My grand-daughter Reya is 14 months old, having taken her first steps she’s boldly exploring her mobility, and not surprisingly falls a lot. If you’re a parent, grand-parent or a family member (I hope that’s most of you) you’ve experienced this. What’s our typical reaction? If it was a painful fall, we kiss the hurt and tell them we feel their pain. And we help them back up, reassure them it’s OK, maybe hold their hand in support for a moment, and encourage them to keep walking. And the outcome… well… do you know any child that’s ever demonstrated or declared “I’m not cut out for walking, I’ll just sit it out”?
Now imagine this scenario in a work situation where one of our employees has figuratively fallen. How do we react? We tell them exactly what they did wrong, preach the dangers of doing it the way they did it, probably show frustration because they’ve fallen before, and caution them about the consequences of further falls. And when all that fails we put them on a performance improvement plan that includes targets for number of falls, duration of floor time, and numbers of steps between falls. And we wonder why they’re not engaged (aka they’re sitting it out).

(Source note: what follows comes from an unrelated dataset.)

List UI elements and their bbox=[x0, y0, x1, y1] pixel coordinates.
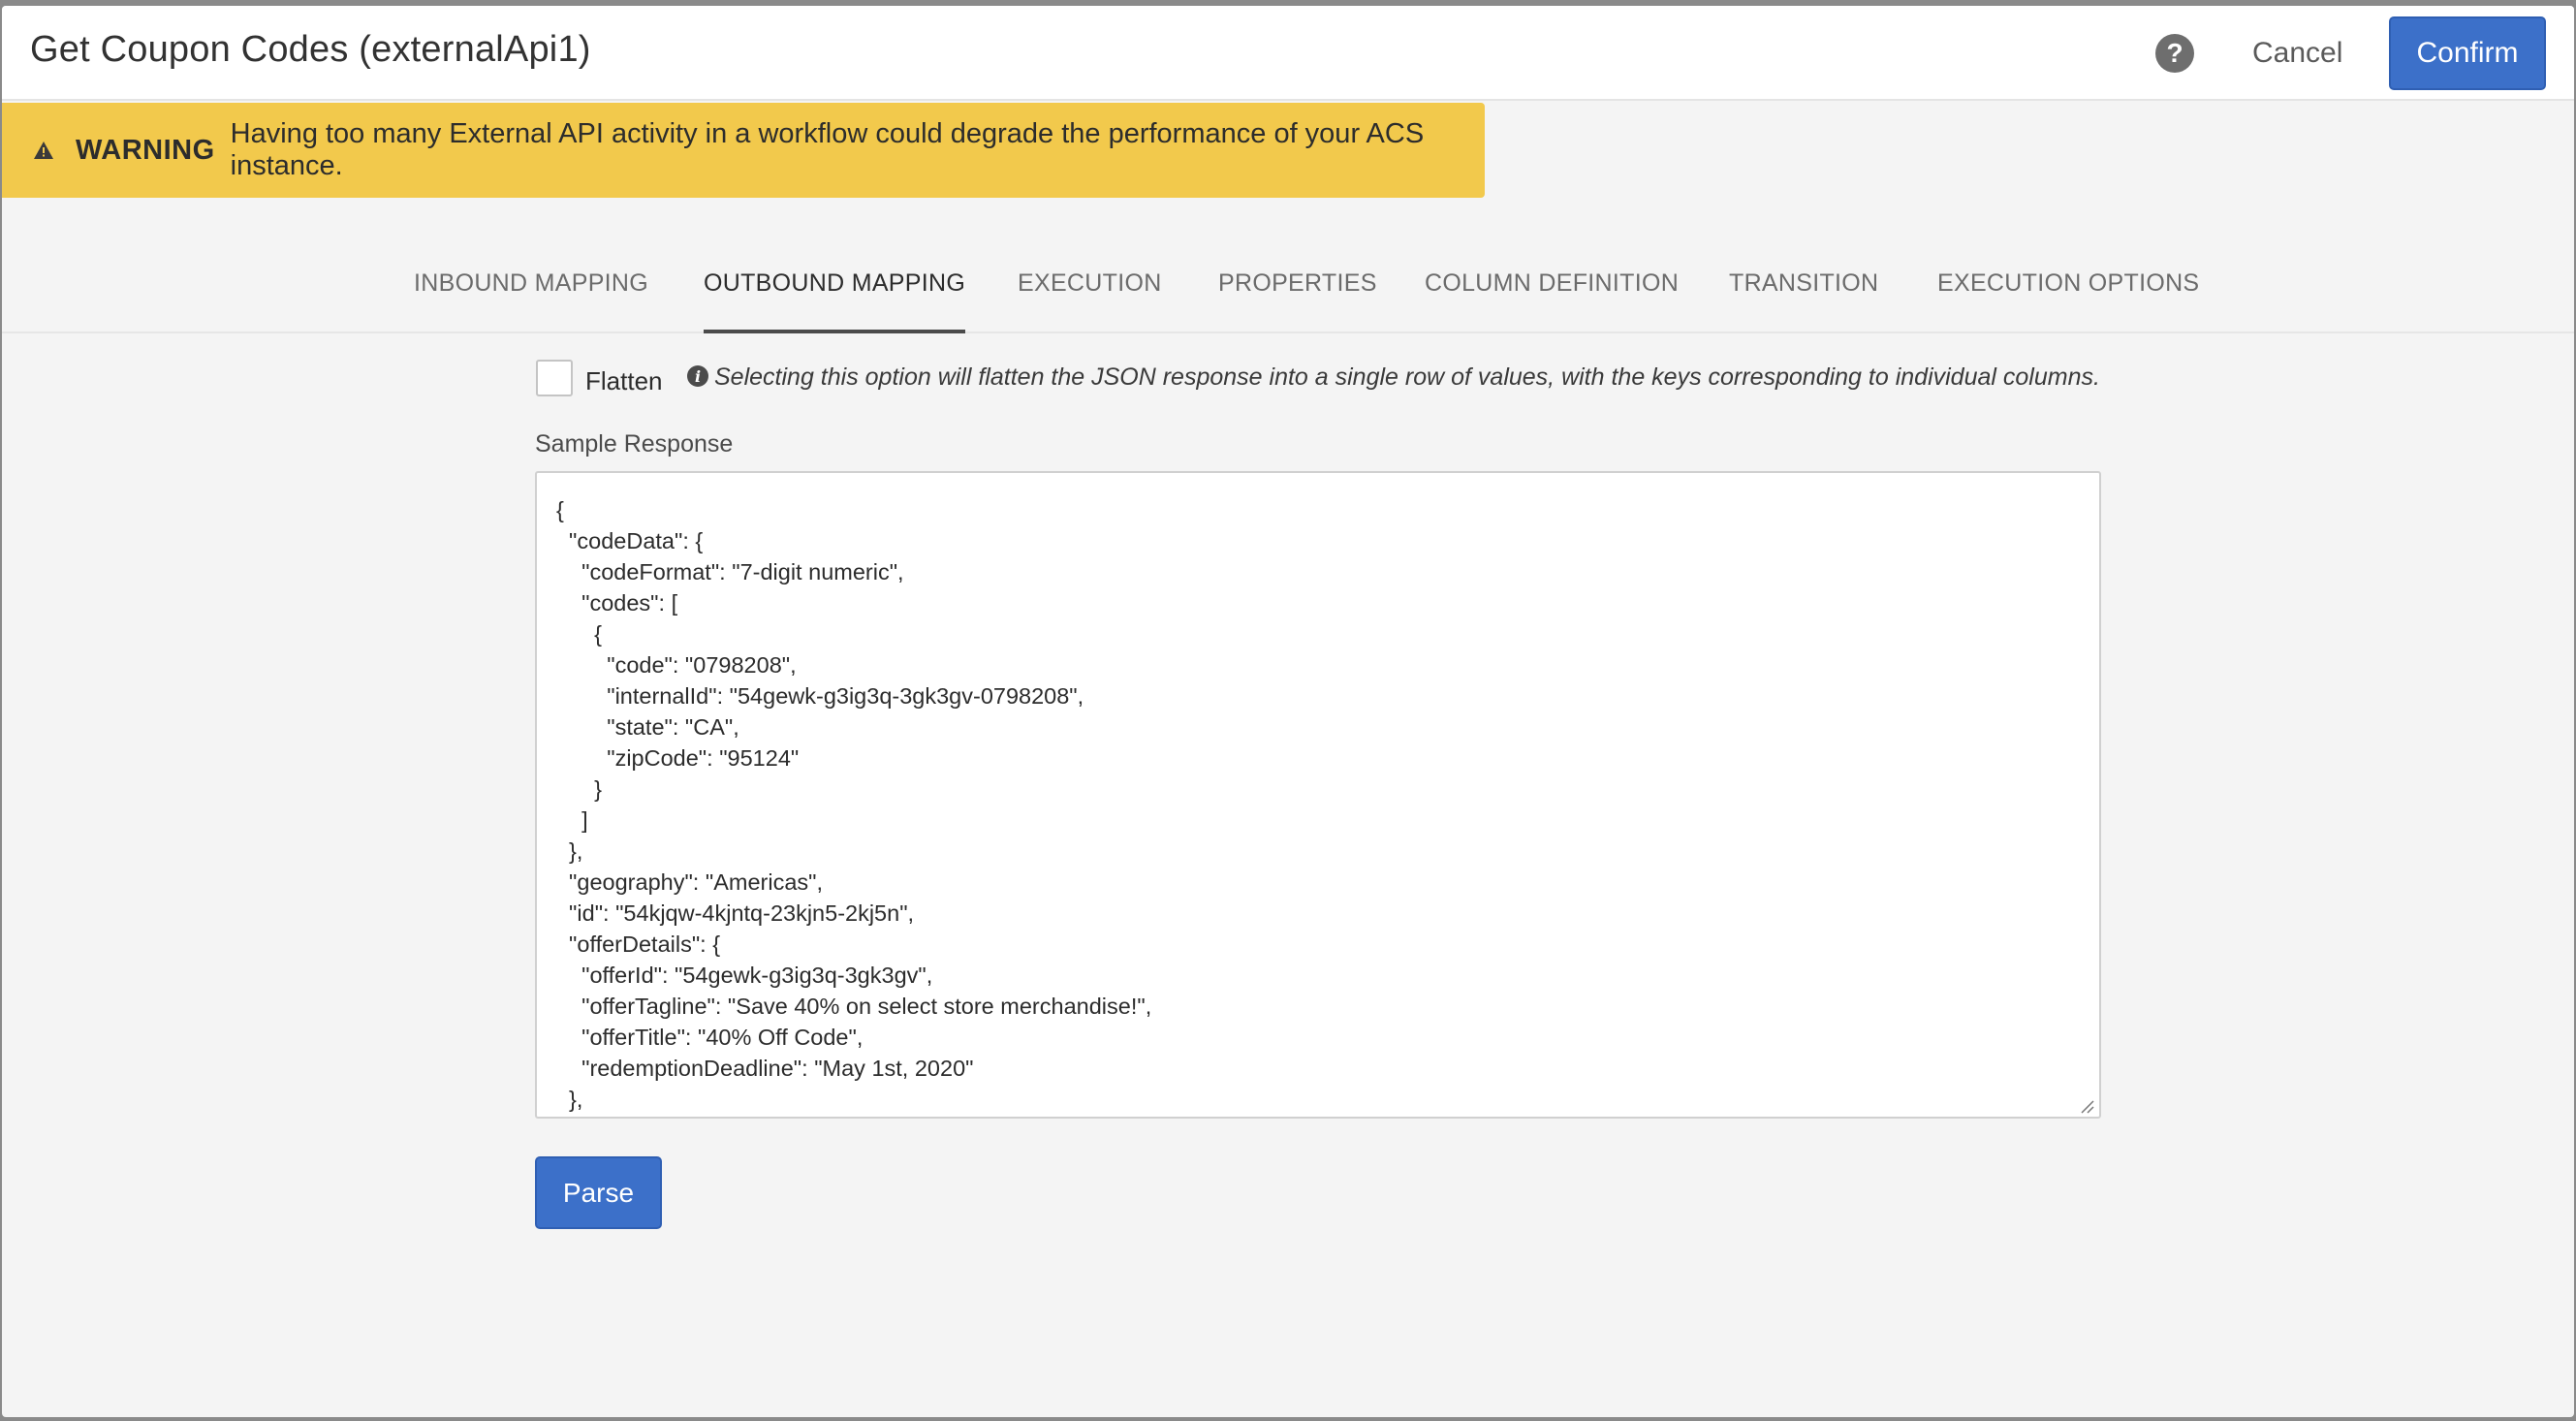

But wait you say; you can’t compare kids learning to walk with adults at work. How about comparing it to the “winning is everything” world of professional football; where everything every one of the multi-million dollar athletes and head coaches do is subject to intense media and public scrutiny. Several weeks ago the Philadelphia Eagles, last year’s Super Bowl champions lost a playoff game to the New Orleans Saints. They were driving to score the winning touchdown with 2 minutes remaining in the game when a short, routine pass went through the hands of usually reliable receiver Alshon Jeffrey to be intercepted by a Saints defender. Game over. Had that not happened, it’s quite possible as one of the best teams in the NFL the Eagles could have advanced and even repeated as champions.
In the ferociously competitive world of professional football, winning is everything (just like making your numbers and KPIs). And notwithstanding Jeffrey’s pain and remorse after the play, laying face-down on the field, shouldn’t his teammates be upset and angry with him? Yet the reaction of the Eagles players and coaches was of consolation. He was consoled and encouraged not only on the field by his teammates, but by coaches on the sidelines hugging him in support. In fact in this brief video of the play you’ll see a Saints defender going to him while on the ground; I’d like to believe as consolation to a fellow professional.
Jeffrey has publicly taken responsibility for the team’s loss. Regardless, because of the support of his coaches and teammates, I’ll go on a limb and suggest he’ll work harder, practice better, perform at a higher level and have a stellar next year.
Babies, employees and professional athletes… who would have thought the connection. If you’re curious, intrigued, or revolted at the idea, drop me a line. In the meantime go encourage someone to take a few steps.